The silent revolution

Published February 29, 2012

As we peer through our windows, we see an atrocious view of our city, drowning in its iniquity.

The ongoing violence and turmoil in Karachi has long consumed the city into a quagmire, and it continues to recede from us as we nonchalantly just stand there while the death toll rises. Much to our dismay, death has become a ubiquitous reality, where inhumane acts against innocent lives have become the norm of the society. Surviving an ordinary day means that we owe gratitude to terrorists for sparing our lives so we may rejoice in the 'presented' moment until it’s permanently taken away.

It’s infuriating how these incessant attacks, primarily target killings, seem to have no end. Three lawyers belonging to a Shia community were killed near Pakistan Chowk on 25 January; two people, including a woman, were killed and three injured in an armed attack on a mobile phone franchise in Nazimabad on 31 January; a grenade attack in Lyari killed two and injured five others on 7 February, and the list continues. The families of the deceased are left helpless fighting for justice in an unjust society.

If we visit the desolated streets of Karachi, which have recently been subject to a fresh wave of victimisation, we will inevitably come across the unfortunate whose family or friends were among the dead, and as much as we try to hear their distressful cry, we cannot compensate for their loss, and we are left paralysed to do anything to mitigate their pain.

Meanwhile, local political disputes flourish at global levels, resulting in innocent civilian deaths as the ruling parties, in retaliation against each other, commit deliberate destruction to ensure their reign over the city, and we cannot voice against these brutalities for fear of being one of the slain.

Street crimes are not lagging behind in the race either. Almost all of us have at one point or another heard of someone getting mugged at gunpoint. Sadly, it has become a convenient crime, and requires little effort to evoke fear in an already terrified people.

Furthermore, there have been human rights violations in Karachi repeatedly and we can witness them in the sectarian killings when a suicide bomber attacks the Shia procession during Ashura, or when the Ahmadi community is targeted. Nevertheless, our leaders choose to be ignorant when it comes to minority groups, and we are forced to weaken our links with our own brothers because if we dare to speak for ethnic rights, we might be blamed for blasphemy.

A fallacy has been quietly knitted in our society and sewn into our standardised system by our leaders, amending the laws to maintain their privileged position against the disadvantaged. What power and wealth uphold can never be revoked or criminalised, may it be as gruesome in any regard.

Who is to question the criminal justice system when the criminal justice system lies in the hands of the criminals who have both power and wealth? Who is then responsible for the mayhem caused in the country, when the mayhem is caused by the very own individuals who took vows for its prosperity?

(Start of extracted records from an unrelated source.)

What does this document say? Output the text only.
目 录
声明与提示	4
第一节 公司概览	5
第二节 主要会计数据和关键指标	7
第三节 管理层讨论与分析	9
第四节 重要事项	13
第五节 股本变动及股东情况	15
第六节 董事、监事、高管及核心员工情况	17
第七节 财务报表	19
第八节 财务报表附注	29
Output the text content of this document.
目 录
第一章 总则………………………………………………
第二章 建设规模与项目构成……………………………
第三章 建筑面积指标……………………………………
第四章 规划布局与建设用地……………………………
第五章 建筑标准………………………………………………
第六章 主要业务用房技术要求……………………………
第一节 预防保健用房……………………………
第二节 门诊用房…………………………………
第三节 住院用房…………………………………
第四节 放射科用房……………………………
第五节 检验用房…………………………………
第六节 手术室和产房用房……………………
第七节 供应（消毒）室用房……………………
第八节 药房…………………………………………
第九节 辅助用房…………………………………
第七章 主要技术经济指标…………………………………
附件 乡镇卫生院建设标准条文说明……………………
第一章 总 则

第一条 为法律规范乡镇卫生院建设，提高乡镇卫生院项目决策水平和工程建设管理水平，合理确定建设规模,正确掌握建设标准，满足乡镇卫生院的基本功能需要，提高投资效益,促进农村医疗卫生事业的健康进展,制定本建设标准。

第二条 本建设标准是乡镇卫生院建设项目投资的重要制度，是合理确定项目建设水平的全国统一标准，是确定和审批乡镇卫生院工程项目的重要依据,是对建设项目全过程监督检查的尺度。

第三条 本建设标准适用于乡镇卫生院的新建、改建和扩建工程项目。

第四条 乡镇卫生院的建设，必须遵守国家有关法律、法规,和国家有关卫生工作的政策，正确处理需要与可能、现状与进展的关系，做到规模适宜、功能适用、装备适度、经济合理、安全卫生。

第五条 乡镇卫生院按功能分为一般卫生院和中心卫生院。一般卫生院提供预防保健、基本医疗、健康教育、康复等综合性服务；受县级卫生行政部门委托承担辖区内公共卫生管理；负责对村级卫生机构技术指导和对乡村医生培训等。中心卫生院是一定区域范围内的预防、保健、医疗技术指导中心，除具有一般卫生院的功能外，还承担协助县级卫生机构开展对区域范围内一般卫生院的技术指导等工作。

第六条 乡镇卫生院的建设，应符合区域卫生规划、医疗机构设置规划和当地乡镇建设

Who can then protect the common man from the atrocities inflicted upon him when those atrocities are directed by our legal guardians?

In this era of discontentment, it is a struggle to maintain a just society, where everyone can be treated equally; where everyone has a say; where everyone is classified as a human and their lives considered priceless.

We need to set aside our differences, unite under one platform and reform our mindsets. It is this very reform that will be our uprising to change.

You cannot transcend towards prosperity until you overcome ethnic barriers; it is time to step out of the fabricated society that we live in, to empathise and understand the plight of millions who await an end to Karachi violence.